Expedited Approval of Medications Calls Evidence Standards into Question
Expedited FDA approval processes pose multiple ethical concerns, according to the authors of a recent paper.1 The authors sought to “illustrate the overarching trend in drug approval over the past 60 or so years,” says lead author Jonathan Darrow, SJD, LLM, JD, MBA, faculty member at the Center for Bioethics at Harvard Medical School.
Evidence standards for drug approval, put in place in 1962 by the Kefauver-Harris Amendment, resulted in higher costs and slower availability. “Since then, pressure from industry and patient groups, often funded by industry, have led to a gradual erosion in evidence standards that has continued to the present,” Darrow says.
Darrow believes most newer drugs and devices are not needed in the first place. “They not only have uncertain benefit due to eroding evidence standards, but these drugs are often not meaningfully better than older drugs, based on the evidence we do have,” he says.

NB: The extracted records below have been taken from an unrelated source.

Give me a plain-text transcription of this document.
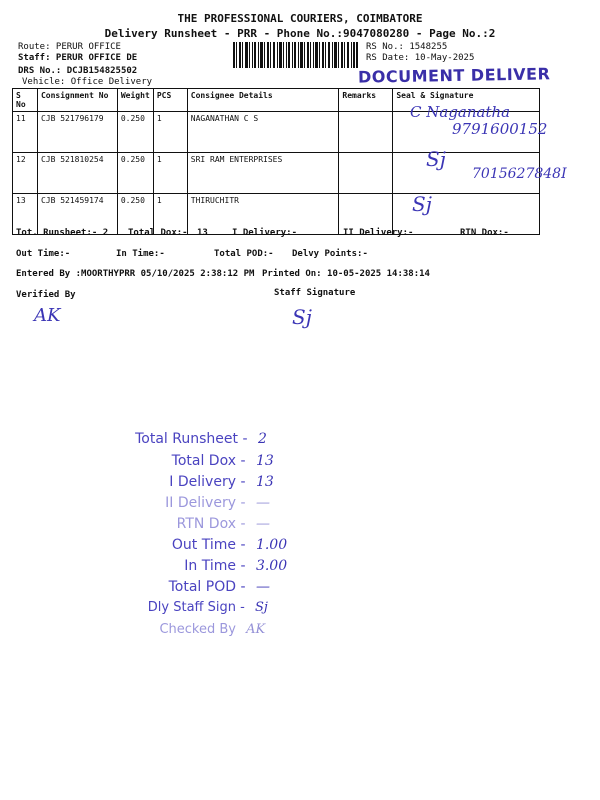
THE PROFESSIONAL COURIERS, COIMBATORE
Delivery Runsheet - PRR - Phone No.:9047080280 - Page No.:2
Route: PERUR OFFICE
Staff: PERUR OFFICE DE
DRS No.: DCJB154825502
Vehicle: Office Delivery
RS No.: 1548255
RS Date: 10-May-2025
DOCUMENT DELIVER
S No	Consignment No	Weight	PCS	Consignee Details	Remarks	Seal & Signature
11	CJB 521796179	0.250	1	NAGANATHAN C S		
12	CJB 521810254	0.250	1	SRI RAM ENTERPRISES		
13	CJB 521459174	0.250	1	THIRUCHITR		
C Naganatha
9791600152
Sj
7015627848I
Sj
Tot. Runsheet:- 2 Total Dox:- 13	I Delivery:-	II Delivery:-	RTN Dox:-
Out Time:-	In Time:-	Total POD:- Delvy Points:-
Entered By :MOORTHYPRR 05/10/2025 2:38:12 PM Printed On: 10-05-2025 14:38:14
Verified By	Staff Signature
AK	Sj
Total Runsheet - 2
Total Dox - 13
I Delivery - 13
II Delivery - —
RTN Dox - —
Out Time - 1.00
In Time - 3.00
Total POD - —
Dly Staff Sign - Sj
Checked By AK
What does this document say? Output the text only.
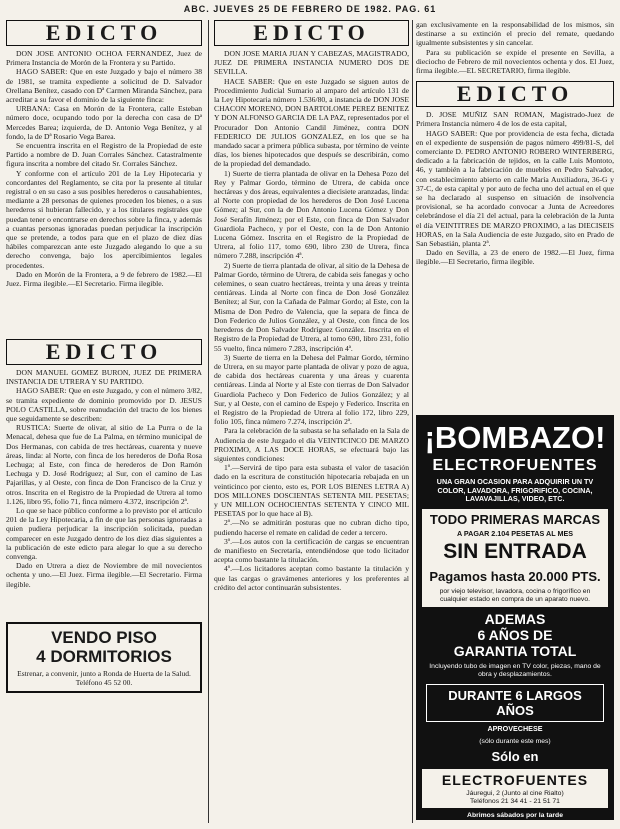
ABC. JUEVES 25 DE FEBRERO DE 1982. PAG. 61
EDICTO

DON JOSE ANTONIO OCHOA FERNANDEZ, Juez de Primera Instancia de Morón de la Frontera y su Partido.

HAGO SABER: Que en este Juzgado y bajo el número 38 de 1981, se tramita expediente a solicitud de D. Salvador Orellana Benítez, casado con Dª Carmen Miranda Sánchez, para acreditar a su favor el dominio de la siguiente finca:

URBANA: Casa en Morón de la Frontera, calle Esteban número doce, ocupando todo por la derecha con casa de Dª Mercedes Barea; izquierda, de D. Antonio Vega Benítez, y al fondo, la de Dª Rosario Vega Barea.

Se encuentra inscrita en el Registro de la Propiedad de este Partido a nombre de D. Juan Corrales Sánchez. Catastralmente figura inscrita a nombre del citado Sr. Corrales Sánchez.

Y conforme con el artículo 201 de la Ley Hipotecaria y concordantes del Reglamento, se cita por la presente al titular registral o en su caso a sus posibles herederos o causahabientes, mediante a 28 personas de quienes proceden los bienes, o a sus herederos si hubieran fallecido, y a los titulares registrales que puedan tener o encontrarse en derechos sobre la finca, y además a cuantas personas ignoradas puedan perjudicar la inscripción que se pretende, a todos para que en el plazo de diez días hábiles comparezcan ante este Juzgado alegando lo que a su derecho convenga, bajo los apercibimientos legales procedentes.

Dado en Morón de la Frontera, a 9 de febrero de 1982.—El Juez. Firma ilegible.—El Secretario. Firma ilegible.

EDICTO

DON MANUEL GOMEZ BURON, JUEZ DE PRIMERA INSTANCIA DE UTRERA Y SU PARTIDO.

HAGO SABER: Que en este Juzgado, y con el número 3/82, se tramita expediente de dominio promovido por D. JESUS POLO CASTILLA, sobre reanudación del tracto de los bienes que seguidamente se describen:

RUSTICA: Suerte de olivar, al sitio de La Purra o de la Menacal, dehesa que fue de La Palma, en término municipal de Dos Hermanas, con cabida de tres hectáreas, cuarenta y nueve áreas, linda: al Norte, con finca de los herederos de Doña Rosa Lechuga; al Este, con finca de herederos de Don Ramón Lechuga y D. José Rodríguez; al Sur, con el camino de Las Pajarillas, y al Oeste, con finca de Don Francisco de la Cruz y otros. Inscrita en el Registro de la Propiedad de Utrera al tomo 1.126, libro 95, folio 71, finca número 4.372, inscripción 2ª.

Lo que se hace público conforme a lo previsto por el artículo 201 de la Ley Hipotecaria, a fin de que las personas ignoradas a quien pudiera perjudicar la inscripción solicitada, puedan comparecer en este Juzgado dentro de los diez días siguientes a la publicación de este edicto para alegar lo que a su derecho convenga.

Dado en Utrera a diez de Noviembre de mil novecientos ochenta y uno.—El Juez. Firma ilegible.—El Secretario. Firma ilegible.

VENDO PISO
4 DORMITORIOS
Estrenar, a convenir, junto a Ronda de Huerta de la Salud. Teléfono 45 52 00.
EDICTO

DON JOSE MARIA JUAN Y CABEZAS, MAGISTRADO, JUEZ DE PRIMERA INSTANCIA NUMERO DOS DE SEVILLA.

HACE SABER: Que en este Juzgado se siguen autos de Procedimiento Judicial Sumario al amparo del artículo 131 de la Ley Hipotecaria número 1.536/80, a instancia de DON JOSE CHACON MORENO, DON BARTOLOME PEREZ BENITEZ Y DON ALFONSO GARCIA DE LA PAZ, representados por el Procurador Don Antonio Candil Jiménez, contra DON FEDERICO DE JULIOS GONZALEZ, en los que se ha mandado sacar a primera pública subasta, por término de veinte días, los bienes hipotecados que después se describirán, como de la propiedad del demandado.

1) Suerte de tierra plantada de olivar en la Dehesa Pozo del Rey y Palmar Gordo, término de Utrera, de cabida once hectáreas y dos áreas, equivalentes a diecisiete aranzadas, linda: al Norte con propiedad de los herederos de Don José Lucena Gómez; al Sur, con la de Don Antonio Lucena Gómez y Don José Serafín Jiménez; por el Este, con finca de Don Salvador Guardiola Pacheco, y por el Oeste, con la de Don Antonio Lucena Gómez. Inscrita en el Registro de la Propiedad de Utrera, al folio 117, tomo 690, libro 230 de Utrera, finca número 7.288, inscripción 4ª.

2) Suerte de tierra plantada de olivar, al sitio de la Dehesa de Palmar Gordo, término de Utrera, de cabida seis fanegas y ocho celemines, o sean cuatro hectáreas, treinta y una áreas y treinta centiáreas. Linda al Norte con finca de Don José González Benítez; al Sur, con la Cañada de Palmar Gordo; al Este, con la Misma de Don Pedro de Valencia, que la separa de finca de Don Federico de Julios González, y al Oeste, con finca de los herederos de Don Salvador Rodríguez González. Inscrita en el Registro de la Propiedad de Utrera, al tomo 690, libro 231, folio 55 vuelto, finca número 7.283, inscripción 4ª.

3) Suerte de tierra en la Dehesa del Palmar Gordo, término de Utrera, en su mayor parte plantada de olivar y pozo de agua, de cabida dos hectáreas cuarenta y una áreas y cuarenta centiáreas. Linda al Norte y al Este con tierras de Don Salvador Guardiola Pacheco y Don Federico de Julios González; y al Sur, y al Oeste, con el camino de Espejo y Federico. Inscrita en el Registro de la Propiedad de Utrera al folio 172, libro 229, folio 105, finca número 7.274, inscripción 2ª.

Para la celebración de la subasta se ha señalado en la Sala de Audiencia de este Juzgado el día VEINTICINCO DE MARZO PROXIMO, A LAS DOCE HORAS, se efectuará bajo las siguientes condiciones:

1º.—Servirá de tipo para esta subasta el valor de tasación dado en la escritura de constitución hipotecaria rebajada en un veinticinco por ciento, esto es, POR LOS BIENES LETRA A) DOS MILLONES DOSCIENTAS SETENTA MIL PESETAS; y UN MILLON OCHOCIENTAS SETENTA Y CINCO MIL PESETAS por lo que hace al B).

2º.—No se admitirán posturas que no cubran dicho tipo, pudiendo hacerse el remate en calidad de ceder a tercero.

3º.—Los autos con la certificación de cargas se encuentran de manifiesto en Secretaría, entendiéndose que todo licitador acepta como bastante la titulación.

4º.—Los licitadores aceptan como bastante la titulación y que las cargas o gravámenes anteriores y los preferentes al crédito del actor continuarán subsistentes.

gan exclusivamente en la responsabilidad de los mismos, sin destinarse a su extinción el precio del remate, quedando igualmente subsistentes y sin cancelar.

Para su publicación se expide el presente en Sevilla, a dieciocho de Febrero de mil novecientos ochenta y dos. El Juez, firma ilegible.—EL SECRETARIO, firma ilegible.

EDICTO

D. JOSE MUÑIZ SAN ROMAN, Magistrado-Juez de Primera Instancia número 4 de los de esta capital,

HAGO SABER: Que por providencia de esta fecha, dictada en el expediente de suspensión de pagos número 499/81-S, del comerciante D. PEDRO ANTONIO ROBERO WINTERBERG, dedicado a la fabricación de tejidos, en la calle Luis Montoto, 46, y también a la fabricación de muebles en Pedro Salvador, con establecimiento abierto en calle María Auxiliadora, 36-G y 37-C, de esta capital y por auto de fecha uno del actual en el que se ha declarado al suspenso en situación de insolvencia provisional, se ha acordado convocar a Junta de Acreedores celebrándose el día 21 del actual, para la celebración de la Junta el día VEINTITRES DE MARZO PROXIMO, a las DIECISEIS HORAS, en la Sala Audiencia de este Juzgado, sito en Prado de San Sebastián, planta 2ª.

Dado en Sevilla, a 23 de enero de 1982.—El Juez, firma ilegible.—El Secretario, firma ilegible.

¡BOMBAZO!
ELECTROFUENTES
UNA GRAN OCASION PARA ADQUIRIR UN TV COLOR, LAVADORA, FRIGORIFICO, COCINA, LAVAVAJILLAS, VIDEO, ETC.
TODO PRIMERAS MARCAS
A PAGAR 2.104 PESETAS AL MES
SIN ENTRADA
Pagamos hasta 20.000 PTS.
por viejo televisor, lavadora, cocina o frigorífico en cualquier estado en compra de un aparato nuevo.
ADEMAS
6 AÑOS DE
GARANTIA TOTAL
Incluyendo tubo de imagen en TV color, piezas, mano de obra y desplazamientos.
DURANTE 6 LARGOS AÑOS
APROVECHESE
(sólo durante este mes)
Sólo en
ELECTROFUENTES
Jáuregui, 2 (Junto al cine Rialto)
Teléfonos 21 34 41 - 21 51 71
Abrimos sábados por la tarde
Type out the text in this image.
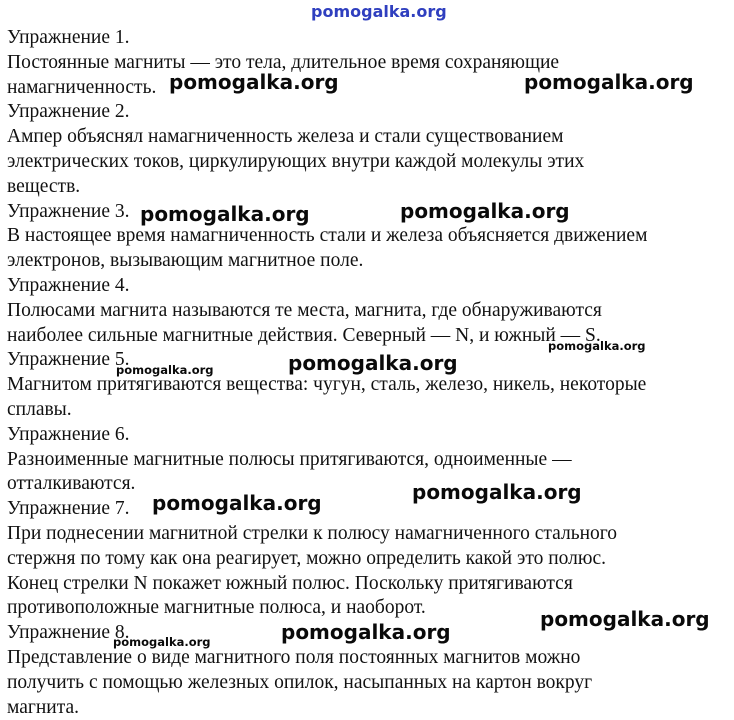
pomogalka.org

Упражнение 1.

Постоянные магниты — это тела, длительное время сохраняющие

намагниченность.

Упражнение 2.

Ампер объяснял намагниченность железа и стали существованием

электрических токов, циркулирующих внутри каждой молекулы этих

веществ.

Упражнение 3.

В настоящее время намагниченность стали и железа объясняется движением

электронов, вызывающим магнитное поле.

Упражнение 4.

Полюсами магнита называются те места, магнита, где обнаруживаются

наиболее сильные магнитные действия. Северный — N, и южный — S.

Упражнение 5.

Магнитом притягиваются вещества: чугун, сталь, железо, никель, некоторые

сплавы.

Упражнение 6.

Разноименные магнитные полюсы притягиваются, одноименные —

отталкиваются.

Упражнение 7.

При поднесении магнитной стрелки к полюсу намагниченного стального

стержня по тому как она реагирует, можно определить какой это полюс.

Конец стрелки N покажет южный полюс. Поскольку притягиваются

противоположные магнитные полюса, и наоборот.

Упражнение 8.

Представление о виде магнитного поля постоянных магнитов можно

получить с помощью железных опилок, насыпанных на картон вокруг

магнита.

pomogalka.org	pomogalka.org
pomogalka.org	pomogalka.org
pomogalka.org
pomogalka.org
pomogalka.org
pomogalka.org
pomogalka.org
pomogalka.org
pomogalka.org
pomogalka.org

With appropriate guidance from well-informed physicians, patients can avoid paying high prices for newer drugs by turning to older, generic drugs. About 90% of prescriptions already are for generic drugs.2 “This number could likely rise higher with more discerning prescribing practices,” Darrow argues. “Better disclosure to patients and clinicians is needed so that expensive new products are not assumed to be better than lower-cost older ones.”
The acceptance of less and weaker evidence for approval “has been a growing trend at FDA,” says Holly Fernandez Lynch, JD, MBe, assistant professor of medical ethics at the University of Pennsylvania. The key is finding the right balance between speed and certainty. “You don’t want patients who could be helped by a drug not to be able to access it because FDA is demanding too much evidence. But you also don’t want patients to be left with a bunch of ineffective or unsafe drugs because FDA isn’t demanding enough evidence,” Fernandez Lynch says.
With expedited FDA approval, “the big concern is that there seems to be tension between access and evidence,” says Alison Bateman-House, PhD, MPH, MA, assistant professor in the division of medical ethics at NYU Grossman School of Medicine.
Patients want quick access to medications that are proven safe and effective. “How expedited can you go before you cross that threshold and have gotten to a point where you are giving access to a drug that is not safe or effective?” Bateman-House asks.
In some cases, approval is retroactively stripped as evidence comes in showing the previously perceived safety and efficacy does not pan out.3 Still, unmet need for treatment for serious or life-threatening diseases spurs pressure to speed the approval process.
“Since we do have regulatory pathways to allow products to be brought to market on relatively little evidence, of course people are going to use them,” Bateman-House says. “But as a society, we need to sit back and say, ‘Are these expedited pathways a net gain or a net loss?’ I don’t think we have a definitive answer to that yet.”
From the perspective of the general public, approved drugs are safe drugs; the quicker the approval process, the better.
“People bought into the ‘access is good’ narrative unhesitatingly,” Bateman-House says. “But not all access is good access, and not all drugs are good drugs, and not all drugs are safe.” For decades, “all the pressure has been toward access. But we are in the middle of a pendulum swing,” Bateman-House adds.
People are starting to see the danger when drugs are approved without enough evidence of safety or efficacy. For drugmakers, one important consequence is health plans might refuse to cover the questionable drug.
“The FDA used to be the gold standard as the gatekeeper. But the FDA is starting to permit the introduction of products to the market that payers are not certain about,” Bateman-House observes.
If the health plans are not convinced the evidence of a medication’s effectiveness is solid, there is nothing stopping the plan from refusing reimbursement.4
“No company wants to bring a product to market, and suddenly payers are refusing to pay for it,” Bateman-House says. “We are now seeing that happen.”
REFERENCES
- Darrow JJ, Dhruva SS, Redberg RF. Changing FDA approval standards: Ethical implications for patient consent. J Gen Intern Med 2021;36:3212-3214.
- U.S. Food & Drug Administration. Statement on continued progress enhancing patient access to high-quality, low-cost generic drugs. Oct. 16, 2019.
- Vitry A, Nguyen T, Entwistle V, Roughead E. Regulatory withdrawal of medicines marketed with uncertain benefits: The bevacizumab case study. J Pharm Policy Pract 2015;8:25.
- Kaltenboeck A, Mehlman A, Pearson SD. Strengthening the accelerated approval pathway: An analysis of potential policy reforms and their impact on uncertainty, access, innovation and costs. Institute for Clinical and Economic Review. April 26, 2021.
Patients want quick access to medications that are proven safe and effective. But how fast is too fast?